Speech recognition in multi-channel environments requires target speaker
localization, multi-channel signal enhancement and robust speech recognition.
We here propose a system that addresses these problems: Localization
is performed with a recently introduced probabilistic localization
method that is based on support-vector machine learning of GCC-PHAT
weights and that estimates a spatial source probability map. The main
contribution of the present work is the introduction of a probabilistic
approach to (re-)estimation of location-specific steering vectors based
on weighting of observed inter-channel phase differences with the spatial
source probability map derived in the localization step.

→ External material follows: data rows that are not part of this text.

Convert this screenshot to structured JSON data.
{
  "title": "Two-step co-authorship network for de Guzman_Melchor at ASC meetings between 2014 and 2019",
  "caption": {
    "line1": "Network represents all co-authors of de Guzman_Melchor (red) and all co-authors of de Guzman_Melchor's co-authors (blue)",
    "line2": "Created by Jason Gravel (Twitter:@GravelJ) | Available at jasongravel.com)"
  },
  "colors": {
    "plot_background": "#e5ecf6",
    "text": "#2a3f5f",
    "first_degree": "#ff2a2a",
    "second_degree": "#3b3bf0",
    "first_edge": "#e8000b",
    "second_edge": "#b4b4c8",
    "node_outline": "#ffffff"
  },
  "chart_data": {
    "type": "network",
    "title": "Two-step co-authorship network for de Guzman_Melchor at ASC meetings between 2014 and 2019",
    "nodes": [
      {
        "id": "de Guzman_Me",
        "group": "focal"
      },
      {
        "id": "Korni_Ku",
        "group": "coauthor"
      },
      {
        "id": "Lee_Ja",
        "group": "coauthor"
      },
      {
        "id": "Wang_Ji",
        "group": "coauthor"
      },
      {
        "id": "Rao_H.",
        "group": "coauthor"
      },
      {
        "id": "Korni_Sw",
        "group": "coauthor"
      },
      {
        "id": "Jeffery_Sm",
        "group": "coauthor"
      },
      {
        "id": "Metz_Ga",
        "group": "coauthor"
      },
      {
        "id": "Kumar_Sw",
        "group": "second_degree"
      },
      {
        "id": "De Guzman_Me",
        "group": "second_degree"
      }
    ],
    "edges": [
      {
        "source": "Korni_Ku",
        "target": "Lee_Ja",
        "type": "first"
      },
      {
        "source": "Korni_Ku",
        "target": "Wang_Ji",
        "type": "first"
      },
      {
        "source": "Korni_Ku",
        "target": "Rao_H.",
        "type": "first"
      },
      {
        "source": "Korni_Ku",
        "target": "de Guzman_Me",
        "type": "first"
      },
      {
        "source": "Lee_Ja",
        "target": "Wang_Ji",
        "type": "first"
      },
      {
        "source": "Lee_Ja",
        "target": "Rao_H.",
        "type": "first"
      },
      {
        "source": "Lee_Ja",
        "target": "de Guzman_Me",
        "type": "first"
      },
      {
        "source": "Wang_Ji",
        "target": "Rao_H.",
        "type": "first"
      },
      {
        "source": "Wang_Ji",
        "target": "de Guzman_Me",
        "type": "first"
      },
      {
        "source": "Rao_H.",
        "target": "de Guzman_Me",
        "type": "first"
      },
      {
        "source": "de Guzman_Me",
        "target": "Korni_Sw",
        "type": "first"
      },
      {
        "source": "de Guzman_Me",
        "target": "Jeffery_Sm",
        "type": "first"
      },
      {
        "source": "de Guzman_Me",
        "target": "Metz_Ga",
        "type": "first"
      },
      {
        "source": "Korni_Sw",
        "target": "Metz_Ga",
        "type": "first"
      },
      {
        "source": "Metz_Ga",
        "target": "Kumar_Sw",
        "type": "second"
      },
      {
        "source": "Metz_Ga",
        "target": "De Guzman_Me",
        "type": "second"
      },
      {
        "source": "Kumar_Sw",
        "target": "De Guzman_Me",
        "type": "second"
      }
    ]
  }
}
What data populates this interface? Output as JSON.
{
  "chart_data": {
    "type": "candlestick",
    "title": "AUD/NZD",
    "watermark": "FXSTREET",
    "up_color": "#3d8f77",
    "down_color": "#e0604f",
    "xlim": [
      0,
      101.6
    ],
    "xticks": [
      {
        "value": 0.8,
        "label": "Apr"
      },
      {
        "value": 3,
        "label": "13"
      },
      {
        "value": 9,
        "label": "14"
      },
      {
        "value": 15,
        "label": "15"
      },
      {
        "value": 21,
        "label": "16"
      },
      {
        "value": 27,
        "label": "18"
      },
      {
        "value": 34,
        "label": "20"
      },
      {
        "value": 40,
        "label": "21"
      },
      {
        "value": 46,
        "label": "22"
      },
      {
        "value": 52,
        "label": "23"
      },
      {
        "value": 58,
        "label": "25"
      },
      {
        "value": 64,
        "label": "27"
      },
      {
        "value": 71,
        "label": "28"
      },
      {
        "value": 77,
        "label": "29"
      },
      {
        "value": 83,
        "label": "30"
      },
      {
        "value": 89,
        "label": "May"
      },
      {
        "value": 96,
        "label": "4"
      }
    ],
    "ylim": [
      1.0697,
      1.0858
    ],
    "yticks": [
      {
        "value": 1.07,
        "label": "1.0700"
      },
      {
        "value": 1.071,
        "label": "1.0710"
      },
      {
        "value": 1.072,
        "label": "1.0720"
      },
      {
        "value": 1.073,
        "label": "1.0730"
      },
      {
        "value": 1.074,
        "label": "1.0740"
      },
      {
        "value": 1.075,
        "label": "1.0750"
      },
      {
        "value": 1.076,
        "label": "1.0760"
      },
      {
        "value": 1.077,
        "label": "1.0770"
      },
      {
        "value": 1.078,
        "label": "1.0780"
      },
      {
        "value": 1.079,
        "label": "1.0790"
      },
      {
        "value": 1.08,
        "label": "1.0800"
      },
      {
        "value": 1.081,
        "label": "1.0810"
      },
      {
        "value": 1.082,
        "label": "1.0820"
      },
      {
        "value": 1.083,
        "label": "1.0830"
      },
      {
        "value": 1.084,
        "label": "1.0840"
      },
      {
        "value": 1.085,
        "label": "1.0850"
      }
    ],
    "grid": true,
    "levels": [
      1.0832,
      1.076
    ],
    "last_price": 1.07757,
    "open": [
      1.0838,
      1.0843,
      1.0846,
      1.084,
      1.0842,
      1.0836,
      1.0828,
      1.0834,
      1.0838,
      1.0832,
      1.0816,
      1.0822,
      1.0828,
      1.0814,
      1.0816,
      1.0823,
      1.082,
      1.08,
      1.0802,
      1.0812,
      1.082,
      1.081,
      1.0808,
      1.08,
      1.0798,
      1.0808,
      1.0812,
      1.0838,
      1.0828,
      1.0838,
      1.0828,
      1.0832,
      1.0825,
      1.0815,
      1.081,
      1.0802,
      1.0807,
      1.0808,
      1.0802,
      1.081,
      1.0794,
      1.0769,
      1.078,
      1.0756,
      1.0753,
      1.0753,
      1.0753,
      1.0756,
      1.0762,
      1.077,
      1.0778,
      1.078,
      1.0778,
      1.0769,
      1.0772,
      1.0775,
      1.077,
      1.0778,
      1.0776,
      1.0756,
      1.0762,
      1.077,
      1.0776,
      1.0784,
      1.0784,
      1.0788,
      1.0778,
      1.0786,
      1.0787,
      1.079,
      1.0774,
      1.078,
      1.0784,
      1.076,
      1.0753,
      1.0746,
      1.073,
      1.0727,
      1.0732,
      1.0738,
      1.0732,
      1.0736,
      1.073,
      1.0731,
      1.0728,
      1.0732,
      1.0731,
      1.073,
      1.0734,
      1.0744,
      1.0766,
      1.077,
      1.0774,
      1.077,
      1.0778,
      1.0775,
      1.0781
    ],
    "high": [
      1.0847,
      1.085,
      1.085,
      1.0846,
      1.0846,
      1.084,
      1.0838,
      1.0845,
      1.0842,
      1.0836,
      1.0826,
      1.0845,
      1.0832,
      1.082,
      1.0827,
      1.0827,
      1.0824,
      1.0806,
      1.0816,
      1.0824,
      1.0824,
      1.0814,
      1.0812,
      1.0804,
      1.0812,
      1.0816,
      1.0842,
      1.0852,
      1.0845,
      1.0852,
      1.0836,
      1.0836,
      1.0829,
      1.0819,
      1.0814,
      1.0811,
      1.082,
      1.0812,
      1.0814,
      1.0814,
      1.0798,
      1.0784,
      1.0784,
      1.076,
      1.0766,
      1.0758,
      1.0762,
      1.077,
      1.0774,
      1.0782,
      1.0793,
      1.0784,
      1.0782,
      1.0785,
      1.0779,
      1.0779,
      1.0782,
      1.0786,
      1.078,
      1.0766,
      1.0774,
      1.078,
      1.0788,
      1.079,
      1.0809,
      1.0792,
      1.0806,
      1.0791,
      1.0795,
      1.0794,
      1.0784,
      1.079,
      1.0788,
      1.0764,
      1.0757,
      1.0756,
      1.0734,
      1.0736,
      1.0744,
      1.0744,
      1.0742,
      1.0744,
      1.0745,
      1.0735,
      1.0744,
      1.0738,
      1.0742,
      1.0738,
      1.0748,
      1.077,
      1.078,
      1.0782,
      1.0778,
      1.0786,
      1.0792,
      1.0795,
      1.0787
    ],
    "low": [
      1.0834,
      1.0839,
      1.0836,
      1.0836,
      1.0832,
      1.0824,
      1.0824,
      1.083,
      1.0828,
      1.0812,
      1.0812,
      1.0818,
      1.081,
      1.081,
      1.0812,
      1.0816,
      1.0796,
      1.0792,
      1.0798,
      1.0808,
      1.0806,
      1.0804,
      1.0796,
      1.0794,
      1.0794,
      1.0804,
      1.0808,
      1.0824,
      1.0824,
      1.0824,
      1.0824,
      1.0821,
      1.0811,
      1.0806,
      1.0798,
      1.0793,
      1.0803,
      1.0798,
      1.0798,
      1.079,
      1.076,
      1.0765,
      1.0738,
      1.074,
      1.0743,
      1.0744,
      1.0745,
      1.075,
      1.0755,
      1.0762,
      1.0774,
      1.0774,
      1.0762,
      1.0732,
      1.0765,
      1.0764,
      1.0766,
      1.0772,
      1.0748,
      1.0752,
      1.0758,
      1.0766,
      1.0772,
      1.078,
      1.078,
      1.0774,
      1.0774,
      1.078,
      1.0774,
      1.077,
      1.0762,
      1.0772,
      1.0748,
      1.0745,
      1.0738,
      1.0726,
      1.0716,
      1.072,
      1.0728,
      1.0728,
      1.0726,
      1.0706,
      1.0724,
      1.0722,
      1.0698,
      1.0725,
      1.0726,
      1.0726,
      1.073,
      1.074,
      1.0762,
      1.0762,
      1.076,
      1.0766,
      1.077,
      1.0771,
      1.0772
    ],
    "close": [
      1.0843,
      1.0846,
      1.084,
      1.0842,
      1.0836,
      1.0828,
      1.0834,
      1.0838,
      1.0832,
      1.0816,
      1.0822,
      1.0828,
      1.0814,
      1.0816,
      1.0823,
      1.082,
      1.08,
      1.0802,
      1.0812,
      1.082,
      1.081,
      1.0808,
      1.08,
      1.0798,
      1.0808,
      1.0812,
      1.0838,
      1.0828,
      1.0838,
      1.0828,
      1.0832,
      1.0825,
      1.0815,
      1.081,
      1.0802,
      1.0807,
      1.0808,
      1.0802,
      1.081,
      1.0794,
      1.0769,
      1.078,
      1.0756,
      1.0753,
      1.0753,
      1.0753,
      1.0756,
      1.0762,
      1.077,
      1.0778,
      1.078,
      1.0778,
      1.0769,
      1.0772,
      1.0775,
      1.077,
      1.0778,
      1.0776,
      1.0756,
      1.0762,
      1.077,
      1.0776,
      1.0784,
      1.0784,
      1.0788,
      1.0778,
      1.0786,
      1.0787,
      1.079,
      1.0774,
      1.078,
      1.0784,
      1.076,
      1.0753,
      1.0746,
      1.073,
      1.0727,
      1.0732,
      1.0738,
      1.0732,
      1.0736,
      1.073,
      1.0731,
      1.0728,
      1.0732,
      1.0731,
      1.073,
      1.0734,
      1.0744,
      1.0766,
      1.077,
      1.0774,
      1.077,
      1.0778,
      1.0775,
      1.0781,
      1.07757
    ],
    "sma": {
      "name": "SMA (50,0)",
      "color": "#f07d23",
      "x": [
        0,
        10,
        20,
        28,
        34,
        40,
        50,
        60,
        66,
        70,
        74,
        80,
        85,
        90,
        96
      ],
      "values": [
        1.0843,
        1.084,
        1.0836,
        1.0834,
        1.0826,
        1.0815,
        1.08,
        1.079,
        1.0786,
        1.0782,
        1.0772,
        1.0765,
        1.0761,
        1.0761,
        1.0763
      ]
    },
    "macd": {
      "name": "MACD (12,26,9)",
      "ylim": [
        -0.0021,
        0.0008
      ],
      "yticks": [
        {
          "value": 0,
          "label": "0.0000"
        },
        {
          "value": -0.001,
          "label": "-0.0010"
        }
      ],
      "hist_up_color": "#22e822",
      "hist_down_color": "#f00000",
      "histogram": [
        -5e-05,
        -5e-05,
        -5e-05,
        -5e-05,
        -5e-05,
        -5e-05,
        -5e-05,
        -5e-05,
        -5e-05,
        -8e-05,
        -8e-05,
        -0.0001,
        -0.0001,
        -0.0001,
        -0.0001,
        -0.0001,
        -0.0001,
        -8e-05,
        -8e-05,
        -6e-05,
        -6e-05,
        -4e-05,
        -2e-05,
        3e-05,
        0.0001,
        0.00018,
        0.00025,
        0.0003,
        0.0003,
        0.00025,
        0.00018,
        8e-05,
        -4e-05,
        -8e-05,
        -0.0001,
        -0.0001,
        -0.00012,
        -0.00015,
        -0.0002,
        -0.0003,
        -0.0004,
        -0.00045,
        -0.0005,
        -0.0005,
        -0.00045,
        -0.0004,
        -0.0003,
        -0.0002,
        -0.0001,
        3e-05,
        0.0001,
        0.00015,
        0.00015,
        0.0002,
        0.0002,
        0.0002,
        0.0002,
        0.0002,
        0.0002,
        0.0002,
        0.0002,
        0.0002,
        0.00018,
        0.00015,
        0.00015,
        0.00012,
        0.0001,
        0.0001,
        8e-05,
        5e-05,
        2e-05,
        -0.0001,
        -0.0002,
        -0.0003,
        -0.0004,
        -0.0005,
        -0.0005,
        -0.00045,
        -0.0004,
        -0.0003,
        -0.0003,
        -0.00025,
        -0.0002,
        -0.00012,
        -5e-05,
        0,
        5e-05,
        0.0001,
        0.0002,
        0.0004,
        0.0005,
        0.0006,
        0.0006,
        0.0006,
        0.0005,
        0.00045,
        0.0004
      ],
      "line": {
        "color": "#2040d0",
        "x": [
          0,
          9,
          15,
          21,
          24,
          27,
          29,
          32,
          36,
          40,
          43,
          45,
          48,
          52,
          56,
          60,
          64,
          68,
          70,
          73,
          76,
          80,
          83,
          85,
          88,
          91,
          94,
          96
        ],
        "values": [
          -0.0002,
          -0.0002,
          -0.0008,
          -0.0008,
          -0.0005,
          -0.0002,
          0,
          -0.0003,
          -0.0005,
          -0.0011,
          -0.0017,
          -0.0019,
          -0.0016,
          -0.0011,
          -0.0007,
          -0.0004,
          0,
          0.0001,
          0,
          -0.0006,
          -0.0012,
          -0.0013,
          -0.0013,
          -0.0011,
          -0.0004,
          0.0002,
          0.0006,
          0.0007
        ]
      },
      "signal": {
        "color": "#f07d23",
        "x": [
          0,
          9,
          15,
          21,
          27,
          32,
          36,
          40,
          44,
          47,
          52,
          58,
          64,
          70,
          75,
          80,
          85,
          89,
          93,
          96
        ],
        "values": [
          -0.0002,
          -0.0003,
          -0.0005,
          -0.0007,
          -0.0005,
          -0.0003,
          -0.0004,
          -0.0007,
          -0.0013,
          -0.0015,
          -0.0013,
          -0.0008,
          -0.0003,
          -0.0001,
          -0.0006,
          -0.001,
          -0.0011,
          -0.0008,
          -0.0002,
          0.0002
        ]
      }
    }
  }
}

Subsequent
speech recognition is carried out with a DNN-HMM system using amplitude
modulation filter bank (AMFB) acoustic features which are robust to
spectral distortions introduced during spatial filtering.
The system has been
evaluated on the CHIME-3 multi-channel ASR dataset. Recognition was
carried out with and without probabilistic steering vector re-estimation
and with MVDR and delay-and-sum beamforming, respectively. Results
indicate that the system attains on real-world evaluation data a relative
improvement of 31.98% over the baseline and of 21.44% over a modified
baseline. We note that this improvement is achieved without exploiting
oracle knowledge about speech/non-speech intervals for noise covariance
estimation (which is, however, assumed for baseline processing).